Le temps des bilans
Bonne année. Cette formule, vous l’avez répétée bien des fois ces jours derniers. Le début d’une nouvelle année, c’est aussi le moment de faire le bilan de l’année écoulée afin de rendre grâce pour les événements heureux et les rencontres dont nous avons été témoins, mais aussi réfléchir sur les décisions que nous devons prendre afin de changer ce qui ne va pas. Et là, les choses se compliquent car nos choix comporteront toujours une part d’ambiguïté : il n’y a pas le bien d’un côté et le mal de l’autre.
1999-2009 dans le diocèse
Personnellement, j’ai essayé de faire un bilan des dix dernières années en regardant le nouvel annuaire diocésain . Pour faire face à cette situation et afin que notre Église diocésaine continue de rassembler un peuple croyant qui puisse être témoin de Jésus et poursuive la prédication évangélique, un certain nombre de décisions ont été prises : création des ensembles paroissiaux et des équipes d’animation paroissiale, formation des chrétiens laïcs, constitution d’équipes d’obsèques, embauche de permanents laïcs au service de l’évangélisation des jeunes, ordination de diacres, adaptation de la catéchèse…
Des conséquences diverses
D’autres décisions n’ont pas été suivies pour le moment de beaucoup d’effets : je pense en particulier aux vocations. Si ces changements ont apporté une nouvelle vitalité à notre Église diocésaine, malgré la diminution du nombre des prêtres, ils ont aussi été cause de difficultés ; j’entends souvent des critiques : « Il n’y avait pas de prêtre à l’enterrement de mon père… — Je suis obligé maintenant de faire 40 kilomètres le dimanche pour aller à la messe… — J’ai voulu faire baptiser mon enfant, on m’a imposé une date ! — C’est devenu difficile de rencontrer notre curé : il court toujours. — Je m’engagerais bien, mais les responsabilités qu’on nous confie sont vraiment trop lourdes et j’ai peur de ne pas avoir le temps de le faire correctement. »

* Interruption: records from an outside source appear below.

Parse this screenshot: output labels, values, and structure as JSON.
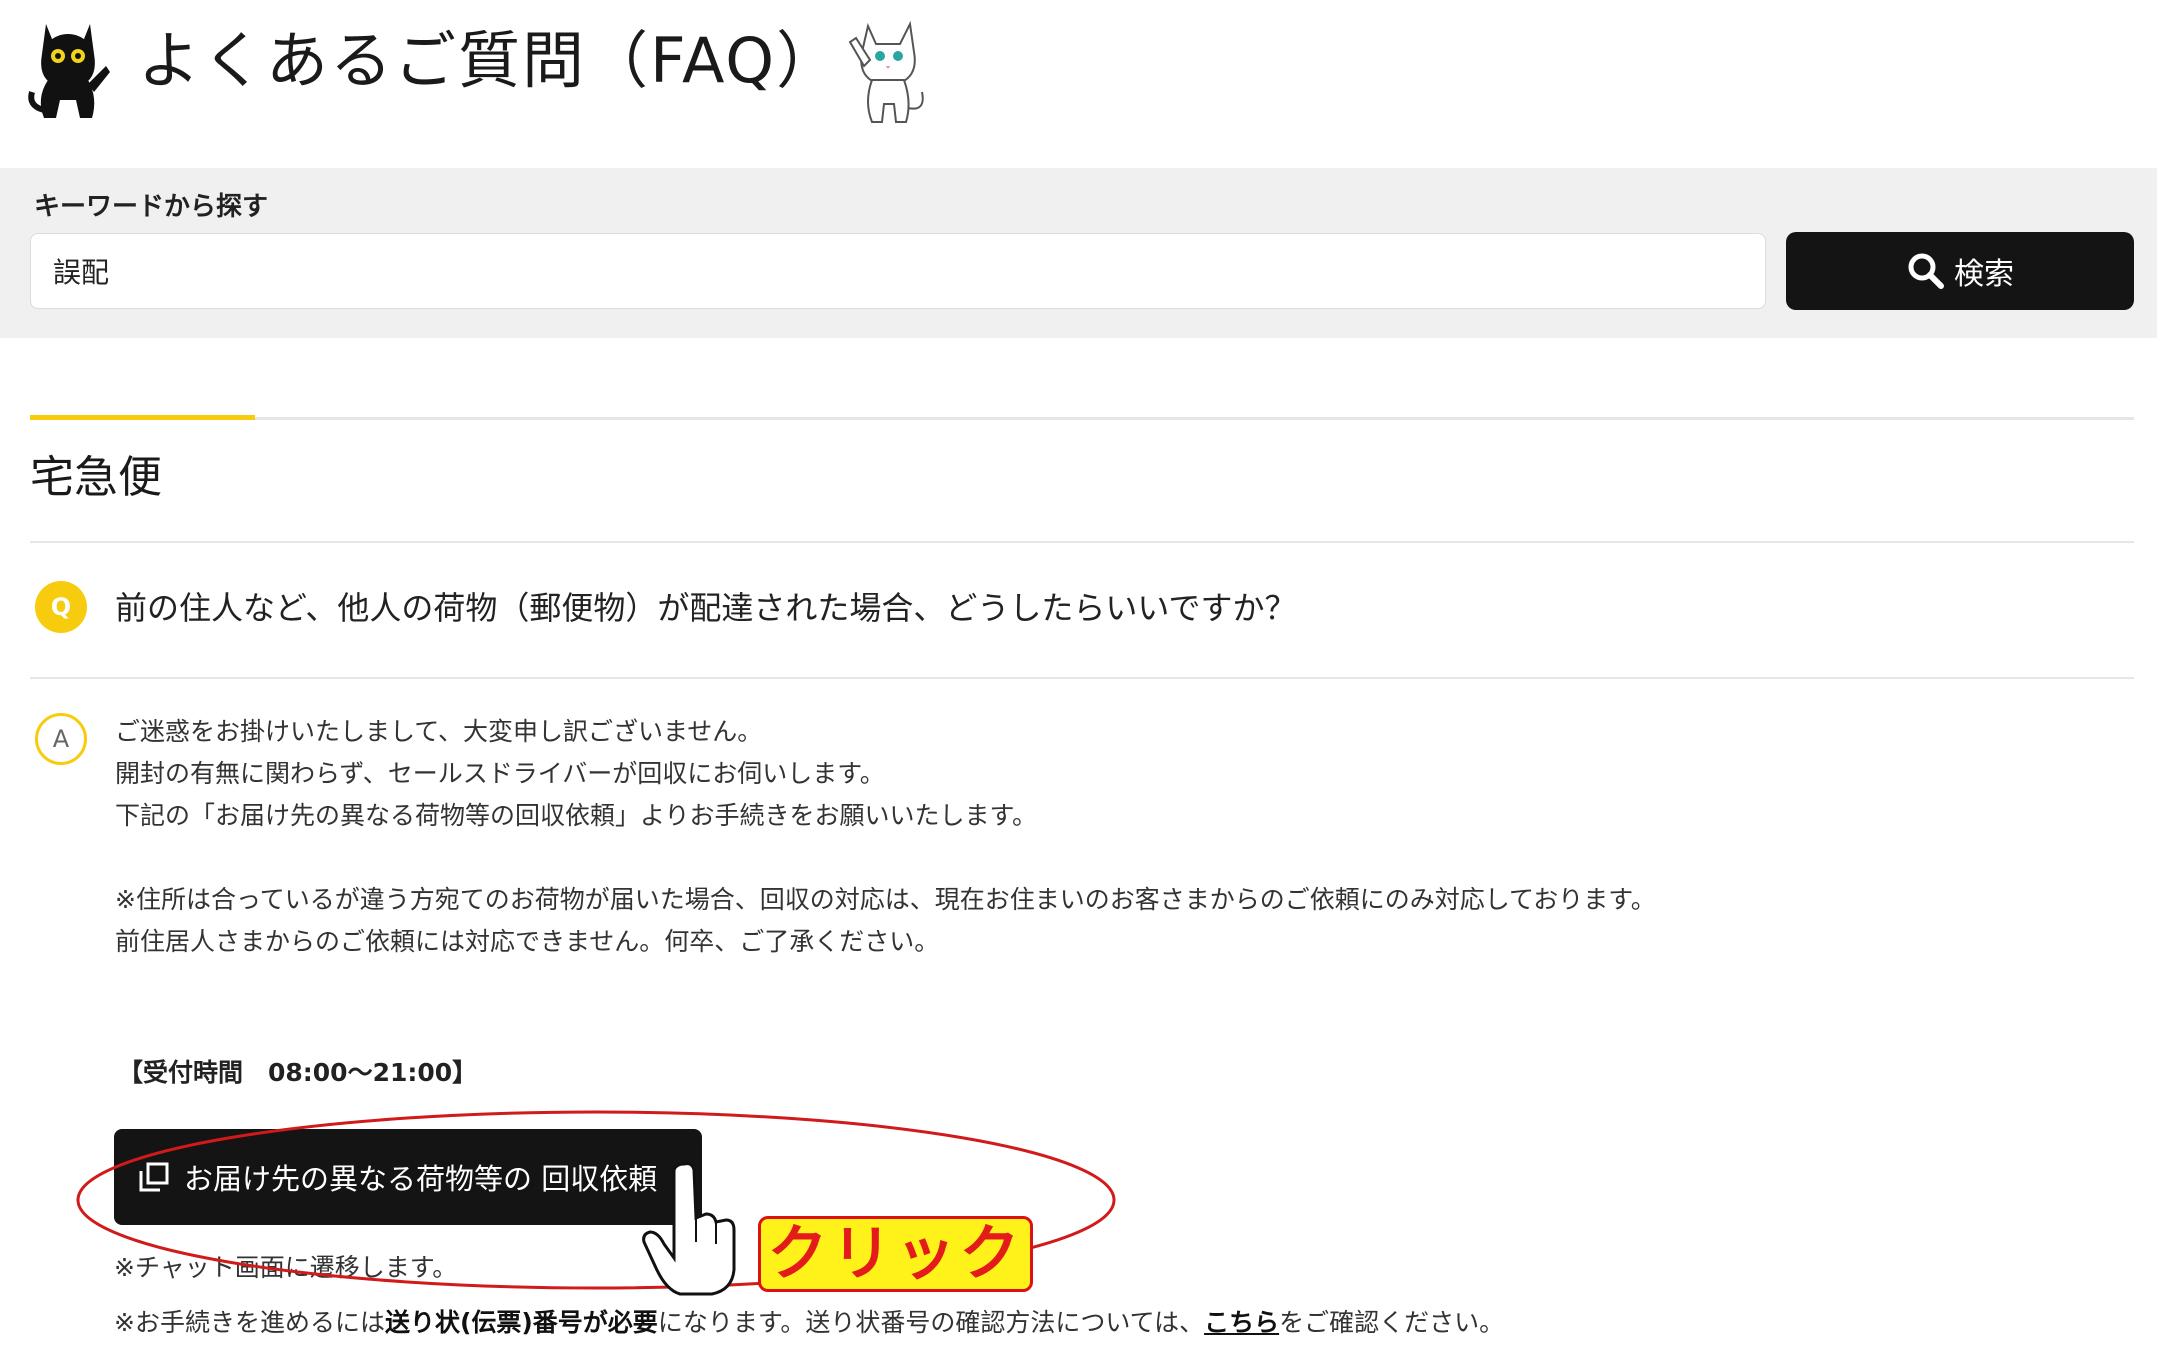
{
  "header": {
    "title": "よくあるご質問（FAQ）",
    "left_icon": "black-cat-mascot-icon",
    "right_icon": "white-cat-mascot-icon"
  },
  "search": {
    "label": "キーワードから探す",
    "value": "誤配",
    "button_label": "検索",
    "button_icon": "search-icon"
  },
  "category": {
    "title": "宅急便"
  },
  "question": {
    "badge": "Q",
    "text": "前の住人など、他人の荷物（郵便物）が配達された場合、どうしたらいいですか？"
  },
  "answer": {
    "badge": "A",
    "lines": [
      "ご迷惑をお掛けいたしまして、大変申し訳ございません。",
      "開封の有無に関わらず、セールスドライバーが回収にお伺いします。",
      "下記の「お届け先の異なる荷物等の回収依頼」よりお手続きをお願いいたします。",
      "※住所は合っているが違う方宛てのお荷物が届いた場合、回収の対応は、現在お住まいのお客さまからのご依頼にのみ対応しております。",
      "前住居人さまからのご依頼には対応できません。何卒、ご了承ください。"
    ],
    "hours": "【受付時間　08:00～21:00】",
    "cta_label": "お届け先の異なる荷物等の 回収依頼",
    "cta_icon": "external-window-icon",
    "chat_note": "※チャット画面に遷移します。",
    "procedure": {
      "prefix": "※お手続きを進めるには",
      "bold": "送り状(伝票)番号が必要",
      "middle": "になります。送り状番号の確認方法については、",
      "link": "こちら",
      "suffix": "をご確認ください。"
    }
  },
  "annotation": {
    "click_label": "クリック",
    "hand_icon": "pointing-hand-icon",
    "highlight_color": "#d11a1a",
    "badge_color": "#fff21a"
  },
  "colors": {
    "accent": "#f7cb0e",
    "button_bg": "#141414",
    "band_bg": "#f0f0f0"
  }
}
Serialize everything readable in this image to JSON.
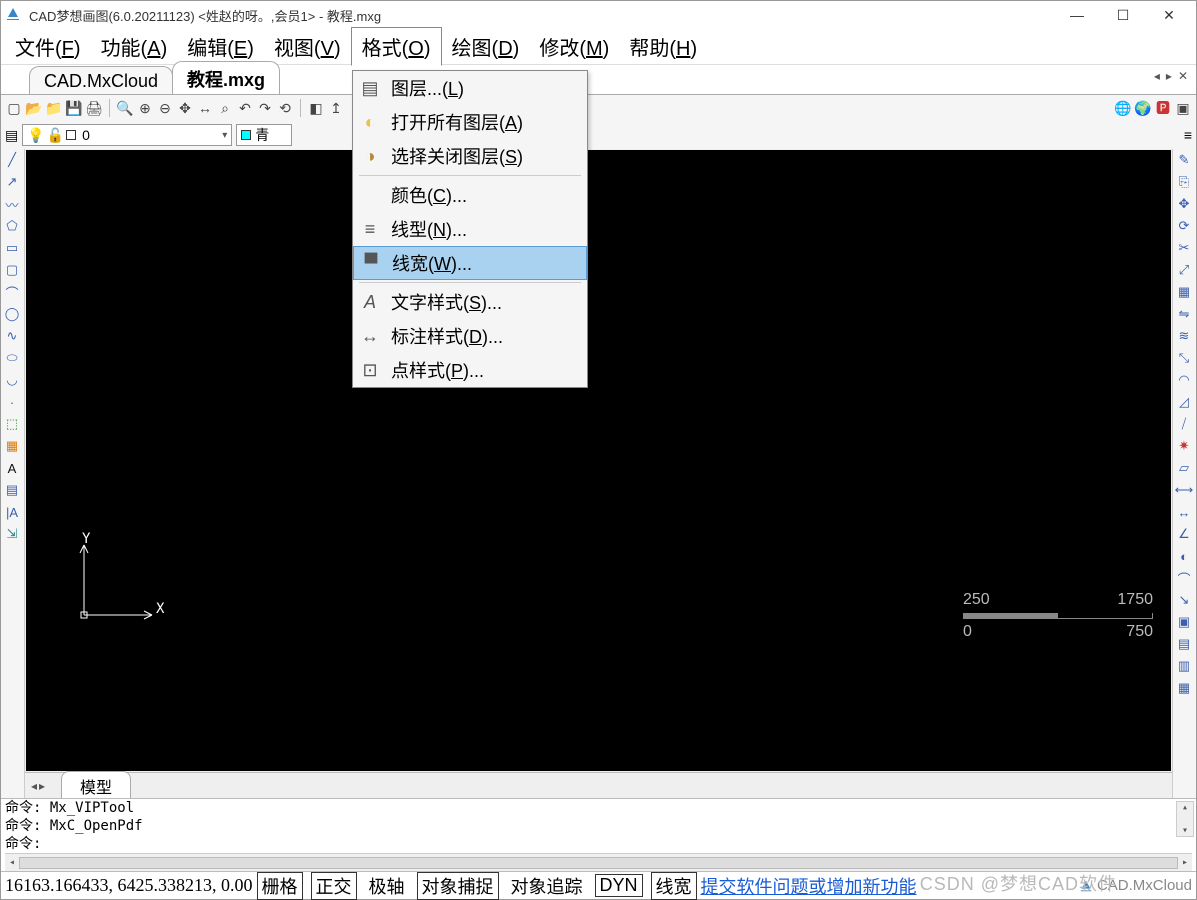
{
  "window": {
    "title": "CAD梦想画图(6.0.20211123) <姓赵的呀。,会员1> - 教程.mxg"
  },
  "menu": {
    "items": [
      {
        "label": "文件(",
        "u": "F",
        "tail": ")"
      },
      {
        "label": "功能(",
        "u": "A",
        "tail": ")"
      },
      {
        "label": "编辑(",
        "u": "E",
        "tail": ")"
      },
      {
        "label": "视图(",
        "u": "V",
        "tail": ")"
      },
      {
        "label": "格式(",
        "u": "O",
        "tail": ")"
      },
      {
        "label": "绘图(",
        "u": "D",
        "tail": ")"
      },
      {
        "label": "修改(",
        "u": "M",
        "tail": ")"
      },
      {
        "label": "帮助(",
        "u": "H",
        "tail": ")"
      }
    ],
    "open_index": 4
  },
  "dropdown": {
    "items": [
      {
        "icon": "layers-icon",
        "t1": "图层...(",
        "u": "L",
        "t2": ")"
      },
      {
        "icon": "bulb-icon",
        "t1": "打开所有图层(",
        "u": "A",
        "t2": ")"
      },
      {
        "icon": "bulb-off-icon",
        "t1": "选择关闭图层(",
        "u": "S",
        "t2": ")"
      },
      {
        "sep": true
      },
      {
        "icon": "",
        "t1": "颜色(",
        "u": "C",
        "t2": ")..."
      },
      {
        "icon": "linetype-icon",
        "t1": "线型(",
        "u": "N",
        "t2": ")..."
      },
      {
        "icon": "lineweight-icon",
        "t1": "线宽(",
        "u": "W",
        "t2": ")...",
        "sel": true
      },
      {
        "sep": true
      },
      {
        "icon": "textstyle-icon",
        "t1": "文字样式(",
        "u": "S",
        "t2": ")..."
      },
      {
        "icon": "dim-icon",
        "t1": "标注样式(",
        "u": "D",
        "t2": ")..."
      },
      {
        "icon": "point-icon",
        "t1": "点样式(",
        "u": "P",
        "t2": ")..."
      }
    ]
  },
  "tabs": {
    "items": [
      {
        "label": "CAD.MxCloud",
        "active": false
      },
      {
        "label": "教程.mxg",
        "active": true
      }
    ]
  },
  "layerbar": {
    "layer_value": "0",
    "color_value": "青"
  },
  "viewtabs": {
    "items": [
      "模型"
    ]
  },
  "cmd": {
    "l1": "命令: Mx_VIPTool",
    "l2": "命令: MxC_OpenPdf",
    "l3": "命令:"
  },
  "status": {
    "coords": "16163.166433,  6425.338213,  0.00",
    "btns": [
      {
        "t": "栅格",
        "box": true
      },
      {
        "t": "正交",
        "box": true,
        "on": true
      },
      {
        "t": "极轴",
        "box": false
      },
      {
        "t": "对象捕捉",
        "box": true
      },
      {
        "t": "对象追踪",
        "box": false
      },
      {
        "t": "DYN",
        "box": true
      },
      {
        "t": "线宽",
        "box": true
      }
    ],
    "link": "提交软件问题或增加新功能",
    "brand": "CAD.MxCloud",
    "watermark": "CSDN @梦想CAD软件"
  },
  "scale": {
    "a": "250",
    "b": "1750",
    "c": "0",
    "d": "750"
  },
  "axis": {
    "y": "Y",
    "x": "X"
  }
}
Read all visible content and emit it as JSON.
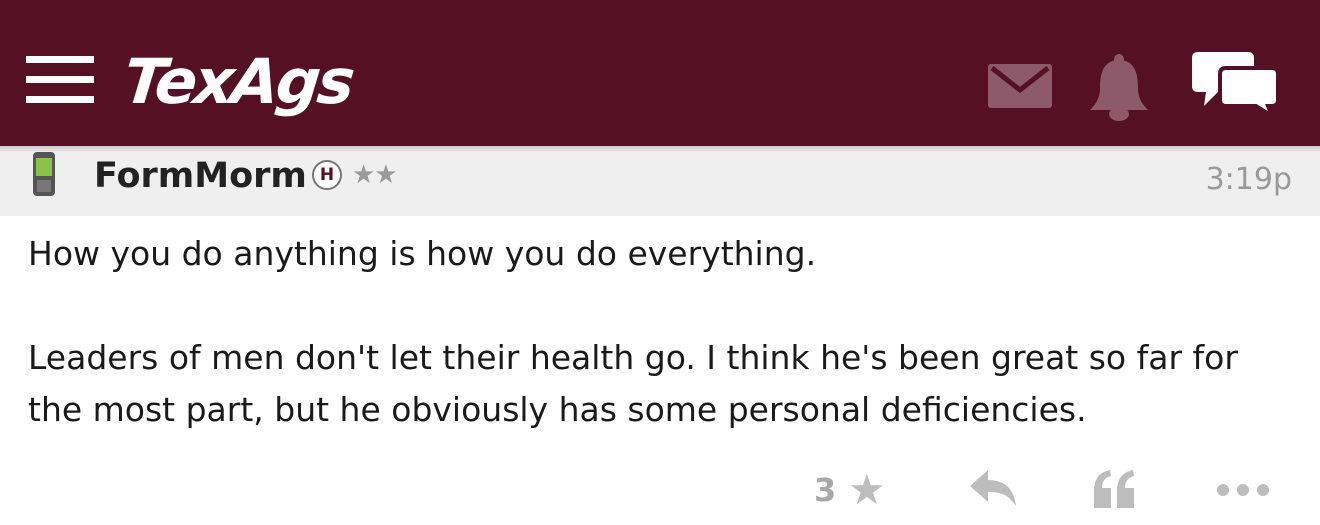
{
  "app_bar": {
    "logo_text": "TexAgs",
    "background_color": "#561026",
    "icons": {
      "menu": "hamburger-menu-icon",
      "mail": "envelope-icon",
      "notifications": "bell-icon",
      "chat": "chat-bubbles-icon"
    }
  },
  "post": {
    "device_icon": "mobile-phone-icon",
    "username": "FormMorm",
    "badge": "H",
    "rank_stars": "★★",
    "timestamp": "3:19p",
    "body": [
      "How you do anything is how you do everything.",
      "Leaders of men don't let their health go. I think he's been great so far for the most part, but he obviously has some personal deficiencies."
    ],
    "actions": {
      "star_count": "3",
      "star_icon": "star-icon",
      "reply_icon": "reply-arrow-icon",
      "quote_icon": "quote-icon",
      "more_icon": "more-dots-icon"
    }
  }
}
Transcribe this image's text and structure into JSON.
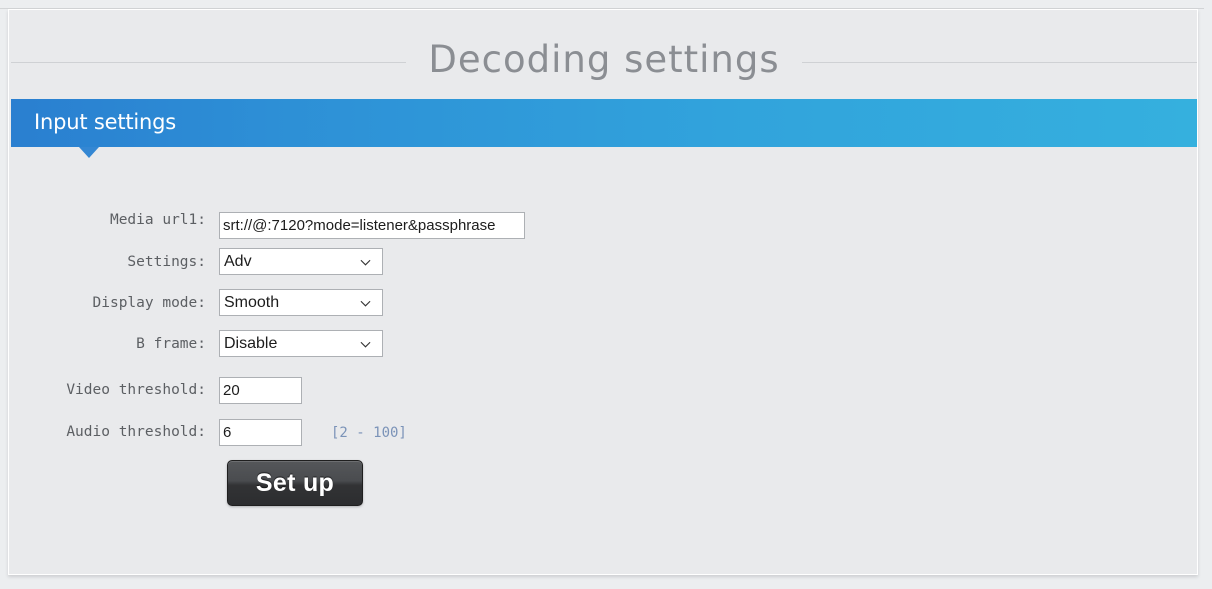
{
  "page": {
    "title": "Decoding  settings"
  },
  "tab": {
    "label": "Input settings"
  },
  "form": {
    "fields": [
      {
        "label": "Media url1:",
        "type": "text",
        "value": "srt://@:7120?mode=listener&passphrase",
        "placeholder": ""
      },
      {
        "label": "Settings:",
        "type": "select",
        "value": "Adv",
        "options": [
          "Adv"
        ]
      },
      {
        "label": "Display mode:",
        "type": "select",
        "value": "Smooth",
        "options": [
          "Smooth"
        ]
      },
      {
        "label": "B frame:",
        "type": "select",
        "value": "Disable",
        "options": [
          "Disable"
        ]
      },
      {
        "label": "Video threshold:",
        "type": "text",
        "value": "20",
        "placeholder": ""
      },
      {
        "label": "Audio threshold:",
        "type": "text",
        "value": "6",
        "placeholder": "",
        "hint": "[2 - 100]"
      }
    ],
    "submit_label": "Set up"
  },
  "colors": {
    "tab_start": "#2a7fd0",
    "tab_end": "#35b0de",
    "page_bg": "#eceef0",
    "title_text": "#8b8e93",
    "hint_text": "#7b93b8"
  }
}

Des choix toujours “risqués”
Cela m’amène à une double conclusion : la première, c’est que les choix sont toujours difficiles, et que la plus mauvaise solution devant un problème est de ne rien faire. Il faut, avec l’aide de l’Esprit Saint, s’engager dans la voie qui nous semble la meilleure, “risquer” même si nous entrevoyons des difficultés. La seconde conclusion est qu’une fois le choix fait, il faut persévérer, tout en regardant attentivement les évolutions et modifications à apporter en fonction de la situation. Lors de la dernière rencontre du CCFD un débat m’a apporté une excellente illustration de ce propos. Un membre du bureau a répercuté un plaidoyer national pour l’arrêt des agro-carburants, qui contribuent à augmenter la famine dans le monde et sont cause de déforestation massive. Or des agriculteurs icaunais présents dans la salle ont expliqué que ces agro-carburants ont été lancés pour lutter contre la pollution et pour utiliser les terres actuellement en friche en Europe. Ils ont montré qu’au départ c’était une volonté commune des écologistes et des coopératives agricoles ; on n’avait absolument pas prévu ce qui se passe aujourd’hui.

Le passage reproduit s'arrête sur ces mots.